Le grec scholae signifie, bien entendu, lieu d’étude, mais il signifie aussi loisir. Les deux sens ont fusionné dans l’idée de loisirs consacrés à l’étude. L’école serait ainsi le lieu où les loisirs sont consacrés à l’étude. Cette étymologie espiègle suffit à montrer l’ancienneté et la complexité des relations entre les apprentissages scolaires et les activités ludiques. On peut certes douter que les écoliers, d’autrefois comme d’aujourd’hui, perçoivent bien leur école comme un lieu de loisir, ou les études comme une forme de loisir. Il est vrai qu’une autre étymologie paradoxale veut que le mot loisir, s’il s’est lié avant de nous parvenir aux idées de liberté et même de licence, renvoie cependant à l’origine au latin licere, qui signifie « être mis aux enchères », « être évalué »...

L’appréciation des jeux des enfants fait de longue date l’objet de jugements diamétralement opposés. Le doux Montaigne, dans ses Essais, écrivait déjà, bien avant les « pédagogues modernes » : « Les jeux des enfants ne sont pas des jeux, et il les faut juger en eux comme leurs plus sérieuses actions. » L’austère Hegel, dans ses Principes de la Philosophie du Droit, affirmait : « La nécessité d’être élevé existe chez les enfants comme le sentiment qui leur est propre de ne pas être satisfaits d’être ce qu’ils sont. C’est la tendance à appartenir au monde des grandes personnes qu’ils devinent supérieur, le désir de devenir grands. La pédagogie du jeu traite l’élément puéril comme quelque chose de valable en soi, le présente aux enfants comme tel, et rabaisse pour eux ce qui est sérieux, et elle-même à une forme puérile peu considérée par les enfants. En les représentant comme achevés dans l’état d’inachèvement où ils se sentent, en s’efforçant ainsi de les rendre contents, elle trouble et elle altère leur vrai besoin spontané qui est bien meilleur. »
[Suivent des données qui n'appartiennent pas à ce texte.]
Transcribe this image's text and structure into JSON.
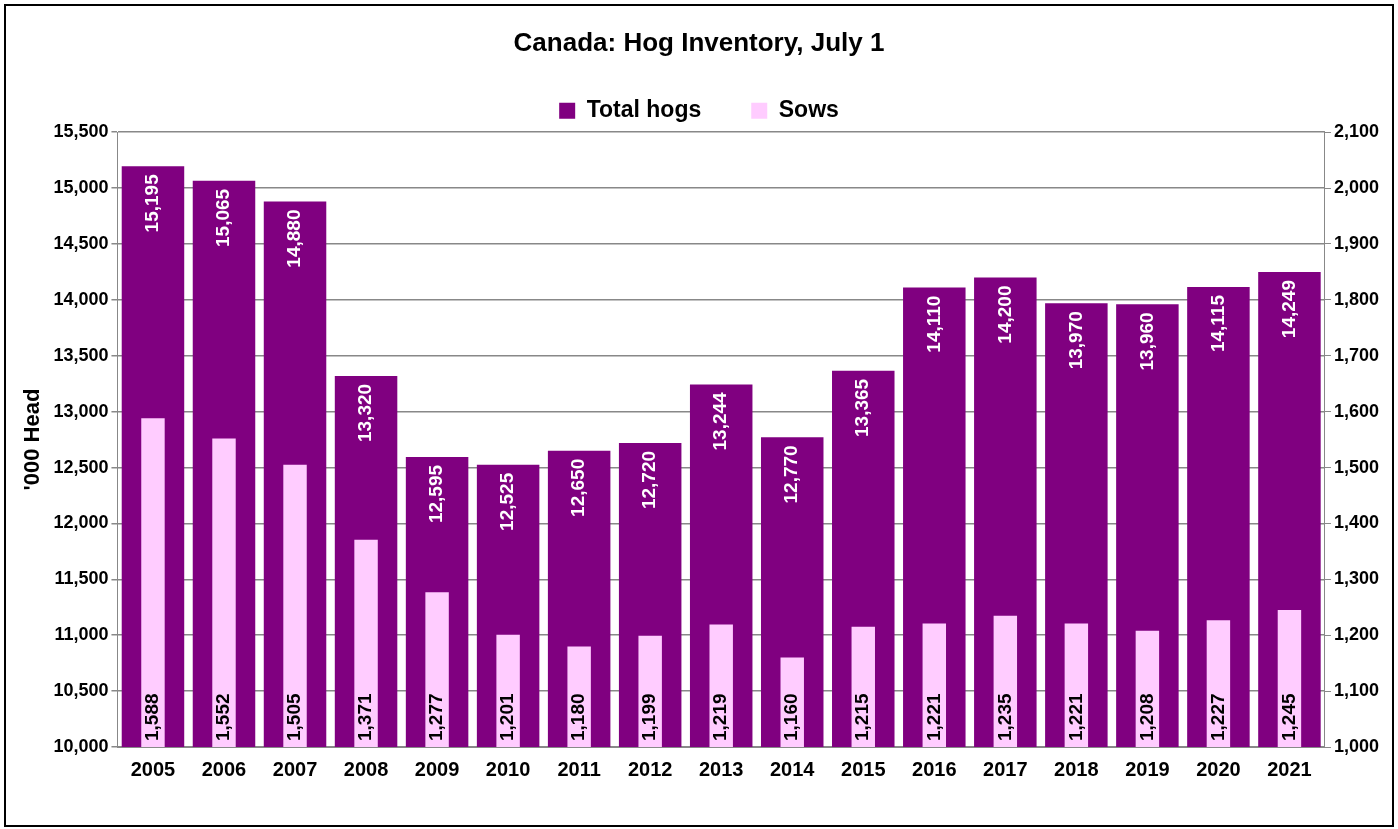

Alain commence ses Propos sur l’éducation en faisant dialoguer Montaigne, de charmante compagnie, et la « grande Ombre » de Hegel(1). Il prend parti sans nuance en faveur de ce dernier : « je veux qu’il y ait comme un fossé entre le jeu et l’étude ». Dans le chapitre suivant, il se propose de « donner un bon coup de pied dans le système d’instruire en amusant ». Alain, philosophe rationaliste, ennemi de toutes les passions, promeut avant tout une éducation de la volonté : « Il faut que l’enfant connaisse le pouvoir qu’il a de se gouverner (...) ; il faut qu’il ait aussi le sentiment que ce travail sur lui-même est difficile et beau. » Il poursuit, aux antipodes de toutes les pédagogies de la motivation : « je ne veux pas trace de sucre (...) J’aimerais mieux rendre amers les bords d’une coupe de miel. » Il conclut : « les vrais problèmes sont d’abord amers à goûter ; le plaisir viendra à ceux qui auront vaincu l’amertume. Je ne promettrai donc pas le plaisir, mais je donnerai comme fin la difficulté vaincue ». De Hegel à Alain, mais aussi Bachelard, l’éducation n’est jamais loin de l’ascèse. Elle devrait par-dessus tout impulser un mouvement de spiritualisation de l’animalité de l’enfant. Alain ne cesse de prôner une école de la distance, de la froideur émotionnelle, de l’application et du sérieux, de l’effort sur soi et du défi à soi : « Tout l’art d’instruire est d’obtenir (...) que l’enfant prenne de la peine et se hausse à l’état d’homme »(2).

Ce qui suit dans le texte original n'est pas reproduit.